Paddenstoelen hebben vaak heel toepasselijke namen. De echte kopergroenzwam is ook echt kopergroen van kleur, de judasoor ziet eruit als een oor aan een tak en als je ooit een melksteelmycena hebt geplukt weet je ook waar die naam vandaan komt. Er is echter geen enkele paddenstoel met zo’n passende naam als de grote stinkzwam.
What’s in a name?
zowel de Nederlandse naam als de wetenschappelijke naam slaan de spijker op de kop. Zoals de naam al doet vermoeden verspreidt de grote stinkzwam een onaangename geur. Ik zou het willen omschrijven als een aasgeur vermengd met een vleugje uitwerpselen.
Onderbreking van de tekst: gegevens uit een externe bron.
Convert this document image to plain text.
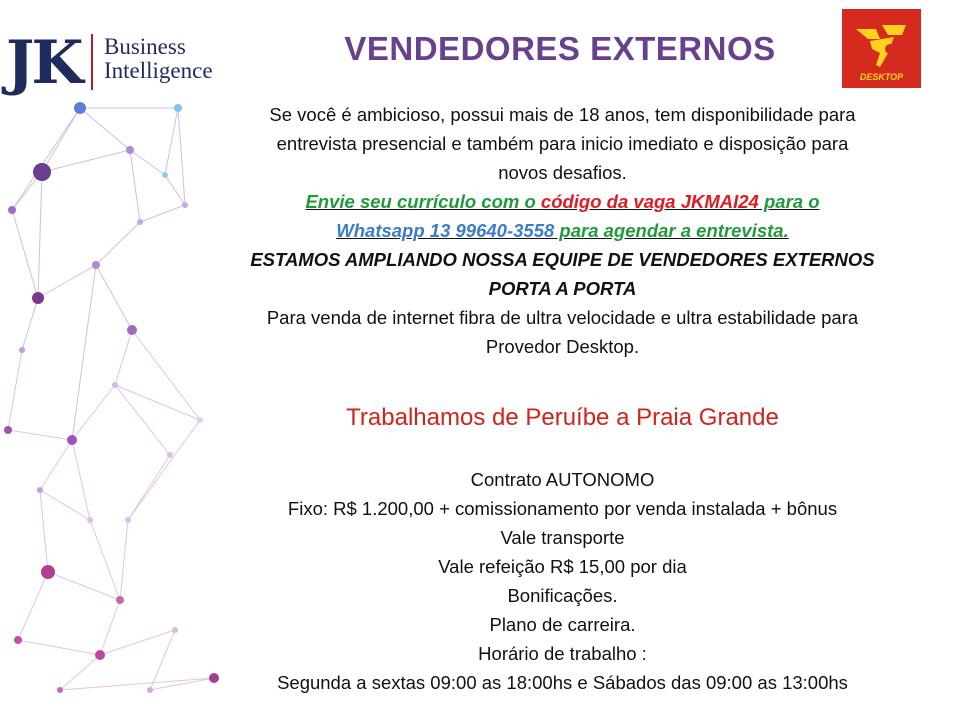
JK Business
Intelligence
VENDEDORES EXTERNOS
DESKTOP

Se você é ambicioso, possui mais de 18 anos, tem disponibilidade para

entrevista presencial e também para inicio imediato e disposição para

novos desafios.

Envie seu currículo com o código da vaga JKMAI24 para o

Whatsapp 13 99640-3558 para agendar a entrevista.

ESTAMOS AMPLIANDO NOSSA EQUIPE DE VENDEDORES EXTERNOS

PORTA A PORTA

Para venda de internet fibra de ultra velocidade e ultra estabilidade para

Provedor Desktop.

Trabalhamos de Peruíbe a Praia Grande

Contrato AUTONOMO

Fixo: R$ 1.200,00 + comissionamento por venda instalada + bônus

Vale transporte

Vale refeição R$ 15,00 por dia

Bonificações.

Plano de carreira.

Horário de trabalho :

Segunda a sextas 09:00 as 18:00hs e Sábados das 09:00 as 13:00hs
En dat is niet een flauw geurtje dat je alleen ruikt wanneer je met je neus boven de zwam hangt. Nee, het is een penetrante geur die je in een straal van meer dan tien meter rond de paddenstoel duidelijk kan ruiken. De geur is zo kenmerkend dat je hem kan determineren zonder hem te zien.
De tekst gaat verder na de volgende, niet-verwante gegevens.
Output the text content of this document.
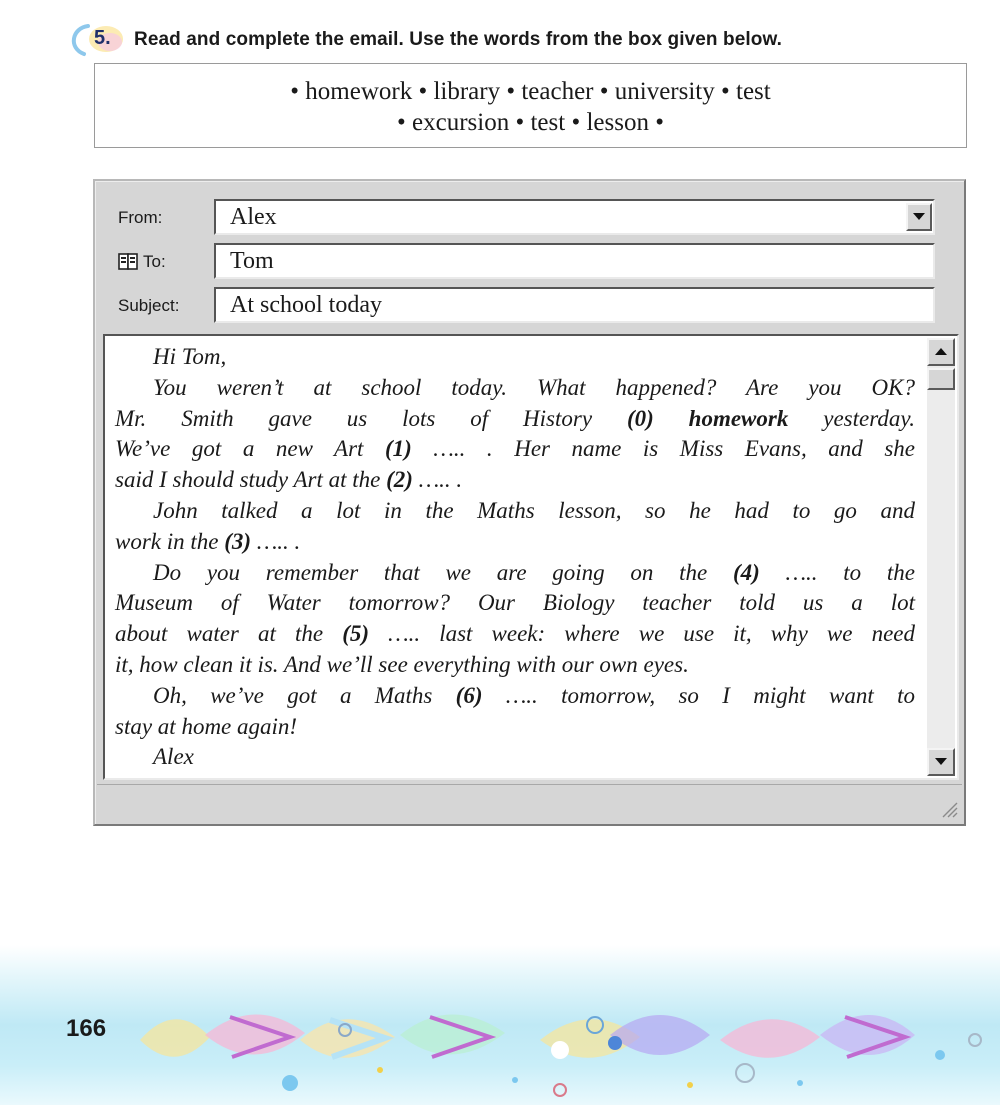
5. Read and complete the email. Use the words from the box given below.
• homework • library • teacher • university • test
• excursion • test • lesson •
From:	Alex
To:	Tom
Subject:	At school today

Hi Tom,

You weren’t at school today. What happened? Are you OK?

Mr. Smith gave us lots of History (0) homework yesterday.
We’ve got a new Art (1) ….. . Her name is Miss Evans, and she
said I should study Art at the (2) ….. .

John talked a lot in the Maths lesson, so he had to go and

work in the (3) ….. .

Do you remember that we are going on the (4) ….. to the

Museum of Water tomorrow? Our Biology teacher told us a lot
about water at the (5) ….. last week: where we use it, why we need
it, how clean it is. And we’ll see everything with our own eyes.

Oh, we’ve got a Maths (6) ….. tomorrow, so I might want to

stay at home again!

Alex

166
De Nederlandse naam is al niet erg lovend, maar de wetenschappelijke naam is zo mogelijk nog erger; Deze luidt Phallus impudicus, wat letterlijk vertaald ‘onbeschofte penis’ betekent. Dit slaat niet op de geur, maar op de vorm van de zwam. Er is niet veel fantasie voor nodig om hierin een mannelijk geslachtsdeel te herkennen. En dan niet zomaar een penis, maar één in (onbeschofte) opgewonden toestand.
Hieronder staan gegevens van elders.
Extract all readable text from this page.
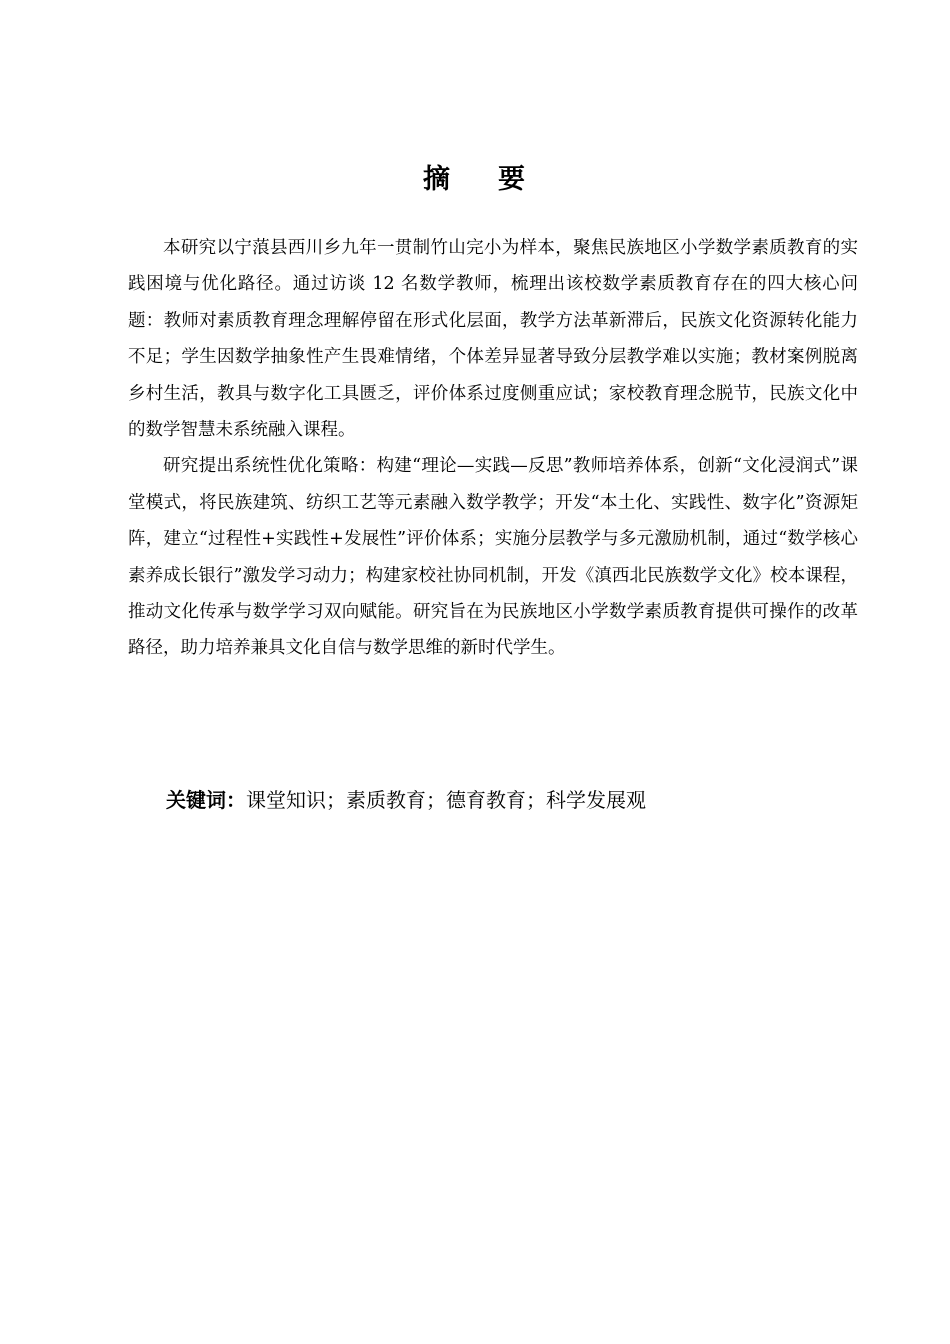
摘 要

本研究以宁蒗县西川乡九年一贯制竹山完小为样本，聚焦民族地区小学数学素质教育的实践困境与优化路径。通过访谈 12 名数学教师，梳理出该校数学素质教育存在的四大核心问题：教师对素质教育理念理解停留在形式化层面，教学方法革新滞后，民族文化资源转化能力不足；学生因数学抽象性产生畏难情绪，个体差异显著导致分层教学难以实施；教材案例脱离乡村生活，教具与数字化工具匮乏，评价体系过度侧重应试；家校教育理念脱节，民族文化中的数学智慧未系统融入课程。

研究提出系统性优化策略：构建“理论—实践—反思”教师培养体系，创新“文化浸润式”课堂模式，将民族建筑、纺织工艺等元素融入数学教学；开发“本土化、实践性、数字化”资源矩阵，建立“过程性+实践性+发展性”评价体系；实施分层教学与多元激励机制，通过“数学核心素养成长银行”激发学习动力；构建家校社协同机制，开发《滇西北民族数学文化》校本课程，推动文化传承与数学学习双向赋能。研究旨在为民族地区小学数学素质教育提供可操作的改革路径，助力培养兼具文化自信与数学思维的新时代学生。

关键词：课堂知识；素质教育；德育教育；科学发展观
Het zit de grote stinkzwam niet mee wat zijn naam betreft, maar daar houden de problemen nog niet op.
De ontwikkeling van de grote stinkzwam
De grote stinkzwam behoort tot de groep van de buikzwammen. De meeste buikzwammen hebben geen steel en hoed, maar bestaan uit een eivormige zak. De sporen vormen zich binnen in deze zak, dus in de buik van de zwam. Als de sporen rijp zijn breekt de zak vaak open, waarna de sporen naar buiten worden geblazen.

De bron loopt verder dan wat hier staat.